Inaugural lecture 2019-2020

“Universities must spearhead the 2030 Agenda”, by Cristina Gallach

Introduction from the President

Dear all,

The late Stephen Hawking told us that only empathy can save humanity. This ability to put ourselves in other people's place affects our everyday life, but even more so the future; it entails the search for better horizons so that future generations can inherit a world where there are more possibilities, fairness and hope. This may explain why, in times of extreme difficulty, initiatives appear that shift our focus away from everyday life, towards what may await us in the years ahead. Take for example the Universal Declaration of Human Rights, adopted in 1948 in a post-war world rife with divisions. A little over half a century later, with the world suffering from other, more recent crises, the United Nations put forward its Sustainable Development Goals (SDGs), packaged together in what it named the 2030 Agenda for Sustainable Development.
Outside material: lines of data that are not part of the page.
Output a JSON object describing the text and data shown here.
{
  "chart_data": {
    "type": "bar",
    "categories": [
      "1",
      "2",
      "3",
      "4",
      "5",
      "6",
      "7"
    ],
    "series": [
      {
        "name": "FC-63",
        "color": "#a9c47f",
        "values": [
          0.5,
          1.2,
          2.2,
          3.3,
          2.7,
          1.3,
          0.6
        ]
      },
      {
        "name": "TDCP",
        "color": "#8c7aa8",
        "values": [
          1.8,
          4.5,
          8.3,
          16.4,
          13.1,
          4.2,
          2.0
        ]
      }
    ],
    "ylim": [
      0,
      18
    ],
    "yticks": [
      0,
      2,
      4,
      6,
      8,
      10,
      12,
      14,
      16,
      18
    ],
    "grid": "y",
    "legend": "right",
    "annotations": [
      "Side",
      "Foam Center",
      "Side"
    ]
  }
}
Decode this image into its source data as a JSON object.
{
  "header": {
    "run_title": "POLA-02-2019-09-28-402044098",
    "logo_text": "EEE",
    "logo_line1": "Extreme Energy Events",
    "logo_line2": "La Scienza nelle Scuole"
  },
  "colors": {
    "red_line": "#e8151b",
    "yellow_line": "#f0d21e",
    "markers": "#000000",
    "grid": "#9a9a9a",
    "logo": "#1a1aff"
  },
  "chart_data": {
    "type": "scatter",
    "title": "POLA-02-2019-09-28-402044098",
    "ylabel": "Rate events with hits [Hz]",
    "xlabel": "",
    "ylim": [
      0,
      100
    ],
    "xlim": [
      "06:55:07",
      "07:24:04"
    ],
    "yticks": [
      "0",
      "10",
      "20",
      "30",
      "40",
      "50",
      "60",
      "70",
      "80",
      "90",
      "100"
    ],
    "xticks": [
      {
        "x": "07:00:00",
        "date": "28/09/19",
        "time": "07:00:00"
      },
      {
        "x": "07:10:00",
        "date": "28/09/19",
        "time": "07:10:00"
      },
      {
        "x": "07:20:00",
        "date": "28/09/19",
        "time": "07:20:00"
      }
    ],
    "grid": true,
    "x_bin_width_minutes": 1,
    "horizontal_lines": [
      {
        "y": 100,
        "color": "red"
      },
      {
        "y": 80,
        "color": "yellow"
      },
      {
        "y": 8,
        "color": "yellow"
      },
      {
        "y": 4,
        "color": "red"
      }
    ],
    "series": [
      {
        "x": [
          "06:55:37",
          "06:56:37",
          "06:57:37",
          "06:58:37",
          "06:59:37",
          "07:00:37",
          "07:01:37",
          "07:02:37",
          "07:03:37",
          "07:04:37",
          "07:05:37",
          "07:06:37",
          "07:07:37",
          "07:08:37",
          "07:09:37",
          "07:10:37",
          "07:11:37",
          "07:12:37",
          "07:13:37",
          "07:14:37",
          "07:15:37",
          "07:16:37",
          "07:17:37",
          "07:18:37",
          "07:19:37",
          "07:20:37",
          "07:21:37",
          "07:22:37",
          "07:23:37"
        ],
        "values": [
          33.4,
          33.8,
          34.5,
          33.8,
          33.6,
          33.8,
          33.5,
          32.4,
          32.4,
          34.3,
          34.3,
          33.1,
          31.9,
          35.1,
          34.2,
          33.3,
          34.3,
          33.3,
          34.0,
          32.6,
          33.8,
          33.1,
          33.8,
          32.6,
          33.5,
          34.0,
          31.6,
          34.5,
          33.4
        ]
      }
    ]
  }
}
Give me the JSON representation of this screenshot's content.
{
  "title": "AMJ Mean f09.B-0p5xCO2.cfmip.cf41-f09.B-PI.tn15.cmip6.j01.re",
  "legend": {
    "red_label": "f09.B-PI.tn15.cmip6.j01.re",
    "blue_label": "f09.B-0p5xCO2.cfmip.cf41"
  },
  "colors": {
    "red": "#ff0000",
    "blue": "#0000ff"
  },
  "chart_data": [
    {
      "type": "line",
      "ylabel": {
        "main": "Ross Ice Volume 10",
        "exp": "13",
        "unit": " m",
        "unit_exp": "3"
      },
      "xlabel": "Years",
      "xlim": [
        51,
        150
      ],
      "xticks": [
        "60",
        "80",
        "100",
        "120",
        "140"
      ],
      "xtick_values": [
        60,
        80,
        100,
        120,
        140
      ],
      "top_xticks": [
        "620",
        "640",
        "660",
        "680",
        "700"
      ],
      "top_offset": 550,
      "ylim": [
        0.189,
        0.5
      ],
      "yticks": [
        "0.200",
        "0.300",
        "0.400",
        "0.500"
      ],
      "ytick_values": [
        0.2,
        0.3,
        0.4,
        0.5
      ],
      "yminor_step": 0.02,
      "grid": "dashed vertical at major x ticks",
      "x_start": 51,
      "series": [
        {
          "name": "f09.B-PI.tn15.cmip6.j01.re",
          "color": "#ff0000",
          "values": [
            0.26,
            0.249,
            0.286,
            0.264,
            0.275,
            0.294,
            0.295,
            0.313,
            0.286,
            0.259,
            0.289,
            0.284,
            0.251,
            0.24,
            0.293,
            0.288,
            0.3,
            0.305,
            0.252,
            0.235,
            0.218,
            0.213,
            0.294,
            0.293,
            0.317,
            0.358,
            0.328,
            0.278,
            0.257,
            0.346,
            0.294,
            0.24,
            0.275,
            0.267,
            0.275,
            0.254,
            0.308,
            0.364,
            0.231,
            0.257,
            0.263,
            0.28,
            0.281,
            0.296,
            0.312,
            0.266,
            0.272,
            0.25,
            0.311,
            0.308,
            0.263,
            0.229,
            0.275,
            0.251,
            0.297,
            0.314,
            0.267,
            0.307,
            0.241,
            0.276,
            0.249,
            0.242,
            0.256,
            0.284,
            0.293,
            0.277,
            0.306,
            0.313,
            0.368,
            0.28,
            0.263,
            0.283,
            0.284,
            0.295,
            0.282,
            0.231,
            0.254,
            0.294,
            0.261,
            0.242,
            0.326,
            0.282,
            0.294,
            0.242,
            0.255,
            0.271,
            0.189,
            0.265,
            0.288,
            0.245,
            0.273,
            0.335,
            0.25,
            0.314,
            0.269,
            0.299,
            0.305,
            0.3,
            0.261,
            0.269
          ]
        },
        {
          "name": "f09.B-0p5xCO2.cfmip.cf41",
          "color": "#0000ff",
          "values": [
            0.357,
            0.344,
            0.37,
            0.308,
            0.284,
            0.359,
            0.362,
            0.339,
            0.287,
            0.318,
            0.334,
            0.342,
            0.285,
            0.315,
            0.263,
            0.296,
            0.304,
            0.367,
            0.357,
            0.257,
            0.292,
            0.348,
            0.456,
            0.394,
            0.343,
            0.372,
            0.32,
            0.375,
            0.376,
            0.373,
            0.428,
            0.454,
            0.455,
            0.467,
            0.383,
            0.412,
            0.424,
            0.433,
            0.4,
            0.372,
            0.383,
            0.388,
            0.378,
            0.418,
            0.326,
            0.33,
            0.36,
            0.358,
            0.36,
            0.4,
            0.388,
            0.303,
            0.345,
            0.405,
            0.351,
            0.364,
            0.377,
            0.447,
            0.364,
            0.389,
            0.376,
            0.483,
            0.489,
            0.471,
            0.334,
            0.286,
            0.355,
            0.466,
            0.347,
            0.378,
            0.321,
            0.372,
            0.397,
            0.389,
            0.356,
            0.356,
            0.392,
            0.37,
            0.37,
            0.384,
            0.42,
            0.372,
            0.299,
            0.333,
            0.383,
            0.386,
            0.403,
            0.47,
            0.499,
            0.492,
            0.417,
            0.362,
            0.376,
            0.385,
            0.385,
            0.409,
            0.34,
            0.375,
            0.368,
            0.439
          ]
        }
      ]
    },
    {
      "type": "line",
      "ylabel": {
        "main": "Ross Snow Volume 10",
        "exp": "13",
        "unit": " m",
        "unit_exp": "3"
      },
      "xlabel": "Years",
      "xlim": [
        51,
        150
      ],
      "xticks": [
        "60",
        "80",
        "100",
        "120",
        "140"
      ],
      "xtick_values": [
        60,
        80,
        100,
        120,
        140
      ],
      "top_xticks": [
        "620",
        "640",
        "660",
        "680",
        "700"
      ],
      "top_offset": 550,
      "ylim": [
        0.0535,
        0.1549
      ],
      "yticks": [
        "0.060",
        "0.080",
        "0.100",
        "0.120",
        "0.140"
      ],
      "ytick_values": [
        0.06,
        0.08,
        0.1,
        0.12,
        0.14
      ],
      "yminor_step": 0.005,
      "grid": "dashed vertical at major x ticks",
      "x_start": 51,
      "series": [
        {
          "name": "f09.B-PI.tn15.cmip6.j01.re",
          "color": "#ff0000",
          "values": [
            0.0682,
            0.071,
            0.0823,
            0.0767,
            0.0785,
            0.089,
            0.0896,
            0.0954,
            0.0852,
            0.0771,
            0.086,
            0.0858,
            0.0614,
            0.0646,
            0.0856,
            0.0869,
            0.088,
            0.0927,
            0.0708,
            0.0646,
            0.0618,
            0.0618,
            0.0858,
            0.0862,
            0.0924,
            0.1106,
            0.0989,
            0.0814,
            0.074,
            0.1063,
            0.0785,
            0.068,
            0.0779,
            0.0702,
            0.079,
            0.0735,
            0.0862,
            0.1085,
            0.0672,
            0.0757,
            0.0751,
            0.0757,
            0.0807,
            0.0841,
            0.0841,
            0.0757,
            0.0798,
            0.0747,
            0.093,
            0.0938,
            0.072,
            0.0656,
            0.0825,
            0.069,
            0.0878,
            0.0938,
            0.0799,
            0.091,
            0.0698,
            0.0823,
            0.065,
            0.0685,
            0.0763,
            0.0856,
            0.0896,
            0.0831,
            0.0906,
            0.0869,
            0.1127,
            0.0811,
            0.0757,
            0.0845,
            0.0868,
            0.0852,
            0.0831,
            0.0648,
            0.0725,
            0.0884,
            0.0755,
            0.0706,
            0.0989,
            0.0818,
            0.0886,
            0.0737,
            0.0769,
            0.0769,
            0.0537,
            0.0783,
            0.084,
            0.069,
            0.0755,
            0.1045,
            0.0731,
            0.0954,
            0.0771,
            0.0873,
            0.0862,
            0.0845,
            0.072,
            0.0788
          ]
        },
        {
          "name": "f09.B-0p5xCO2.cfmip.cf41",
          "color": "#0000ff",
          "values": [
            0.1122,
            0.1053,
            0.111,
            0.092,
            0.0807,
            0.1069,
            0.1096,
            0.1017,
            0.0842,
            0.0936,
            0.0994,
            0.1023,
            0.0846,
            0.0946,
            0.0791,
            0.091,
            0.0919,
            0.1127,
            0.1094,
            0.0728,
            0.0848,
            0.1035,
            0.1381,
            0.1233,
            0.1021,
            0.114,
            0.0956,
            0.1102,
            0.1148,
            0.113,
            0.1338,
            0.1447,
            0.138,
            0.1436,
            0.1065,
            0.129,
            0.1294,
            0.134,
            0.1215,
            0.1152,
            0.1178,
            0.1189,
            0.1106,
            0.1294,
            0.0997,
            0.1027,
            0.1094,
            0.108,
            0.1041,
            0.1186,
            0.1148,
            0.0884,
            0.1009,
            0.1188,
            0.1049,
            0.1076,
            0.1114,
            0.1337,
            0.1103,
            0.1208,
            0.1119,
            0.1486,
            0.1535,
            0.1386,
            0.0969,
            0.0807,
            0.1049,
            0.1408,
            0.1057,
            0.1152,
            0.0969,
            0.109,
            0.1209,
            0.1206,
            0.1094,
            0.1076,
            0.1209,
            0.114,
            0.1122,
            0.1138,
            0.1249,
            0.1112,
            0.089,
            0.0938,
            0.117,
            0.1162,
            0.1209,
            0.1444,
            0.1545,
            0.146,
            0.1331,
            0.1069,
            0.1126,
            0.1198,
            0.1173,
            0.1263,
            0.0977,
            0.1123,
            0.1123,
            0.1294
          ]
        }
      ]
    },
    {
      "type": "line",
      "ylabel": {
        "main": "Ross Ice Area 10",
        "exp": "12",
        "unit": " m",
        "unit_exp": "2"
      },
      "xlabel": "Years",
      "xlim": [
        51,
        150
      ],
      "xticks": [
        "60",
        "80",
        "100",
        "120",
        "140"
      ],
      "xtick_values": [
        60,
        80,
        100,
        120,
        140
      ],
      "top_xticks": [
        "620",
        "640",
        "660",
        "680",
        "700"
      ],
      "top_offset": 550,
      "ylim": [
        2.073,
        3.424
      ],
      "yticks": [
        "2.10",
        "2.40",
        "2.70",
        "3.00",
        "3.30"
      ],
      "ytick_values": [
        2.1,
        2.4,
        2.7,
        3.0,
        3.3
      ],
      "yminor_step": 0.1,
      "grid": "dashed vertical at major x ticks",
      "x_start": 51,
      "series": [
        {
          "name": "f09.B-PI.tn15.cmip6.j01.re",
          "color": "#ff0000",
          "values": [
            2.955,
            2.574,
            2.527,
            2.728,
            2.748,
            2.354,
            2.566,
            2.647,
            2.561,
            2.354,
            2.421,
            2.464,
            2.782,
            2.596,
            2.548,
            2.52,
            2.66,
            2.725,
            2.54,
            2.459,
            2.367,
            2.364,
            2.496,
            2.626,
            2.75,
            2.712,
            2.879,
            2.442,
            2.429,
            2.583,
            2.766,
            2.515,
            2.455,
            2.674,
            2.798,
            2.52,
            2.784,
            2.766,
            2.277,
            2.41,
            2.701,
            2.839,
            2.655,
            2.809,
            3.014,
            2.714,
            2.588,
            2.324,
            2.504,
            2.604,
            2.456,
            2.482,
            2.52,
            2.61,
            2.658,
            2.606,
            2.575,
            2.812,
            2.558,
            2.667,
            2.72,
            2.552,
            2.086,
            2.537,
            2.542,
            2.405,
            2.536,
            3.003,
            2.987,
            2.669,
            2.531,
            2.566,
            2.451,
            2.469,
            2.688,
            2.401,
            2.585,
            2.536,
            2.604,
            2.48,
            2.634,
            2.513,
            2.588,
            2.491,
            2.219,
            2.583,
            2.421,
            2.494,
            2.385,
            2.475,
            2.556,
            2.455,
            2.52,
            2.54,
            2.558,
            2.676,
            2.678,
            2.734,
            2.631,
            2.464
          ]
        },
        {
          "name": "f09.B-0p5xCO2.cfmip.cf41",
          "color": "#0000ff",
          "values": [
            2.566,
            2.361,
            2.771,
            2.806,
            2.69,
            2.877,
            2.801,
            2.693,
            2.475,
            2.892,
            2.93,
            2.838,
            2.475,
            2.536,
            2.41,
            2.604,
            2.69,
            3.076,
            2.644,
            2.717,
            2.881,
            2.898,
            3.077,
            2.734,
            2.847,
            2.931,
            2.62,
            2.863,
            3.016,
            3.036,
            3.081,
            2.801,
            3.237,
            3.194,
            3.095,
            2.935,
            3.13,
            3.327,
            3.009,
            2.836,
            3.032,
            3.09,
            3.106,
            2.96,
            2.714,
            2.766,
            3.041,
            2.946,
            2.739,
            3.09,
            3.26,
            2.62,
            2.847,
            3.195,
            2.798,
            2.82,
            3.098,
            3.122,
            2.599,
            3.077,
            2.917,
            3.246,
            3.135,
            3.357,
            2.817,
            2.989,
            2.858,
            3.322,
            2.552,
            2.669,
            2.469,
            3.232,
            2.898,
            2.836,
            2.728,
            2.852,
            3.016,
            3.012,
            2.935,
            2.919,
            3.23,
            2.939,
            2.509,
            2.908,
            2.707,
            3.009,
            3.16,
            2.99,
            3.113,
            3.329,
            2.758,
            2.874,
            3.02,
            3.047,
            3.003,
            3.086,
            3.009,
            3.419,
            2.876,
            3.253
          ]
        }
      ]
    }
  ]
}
This new and improved universal declaration is a call to arms for us all; as a society in general but also specifically for us as a university. The SDGs offer us a shared playing field, a set of interconnected work plans, and aspirations for a better future. In this year's inaugural lecture, Cristina Gallach, the Spanish Government's High Commissioner for the 2030 Agenda, re-emphasizes the significance of a "common language" and the massive opportunity to "mark a change in the complex situation in which today's world finds itself".

The UOC's adoption of the 2030 Agenda is in perfect agreement with the University's essential characteristics. In particular, it contributes to the fulfilment of our mission: to prioritize education and research, to respond to social needs, to stimulate talent, and to promote and unite knowledge. Universities are no longer the rigid institutions of yesteryear, in which people educated in bygone eras were charged with instructing those who were to decide the future – a peculiar intersection between the ages. Today's universities are more porous, more cross-functional, more disruptive and more necessary; we can attribute this to factors such as the growing importance of lifelong learning, continuing evolutions in the courses taught and in demand, and the emergence of new teaching methods, technologies and organizational models.

Making the 2030 Agenda part of our teaching, our research, our internal procedures and all areas of the UOC is a commitment that is in keeping with our vocation, our duty of care for the present moment and our goals for the future. We are both rooted in our surroundings – be that Sant Quirze de Besora for Cristina Gallach or Avinguda del Tibidabo in Barcelona for the UOC – and connected worldwide, part of a shared tomorrow. We have not chosen the easy route, but as Professor Mary Beard from the University of Cambridge has said, the role of academics is to show how everything is not so simple, but rather more complicated. Similarly, the goals set by the Agenda 2020 are ambitious, but what is at stake is the future for generations to come. It's no small matter!

Have an excellent academic year 2019/2020!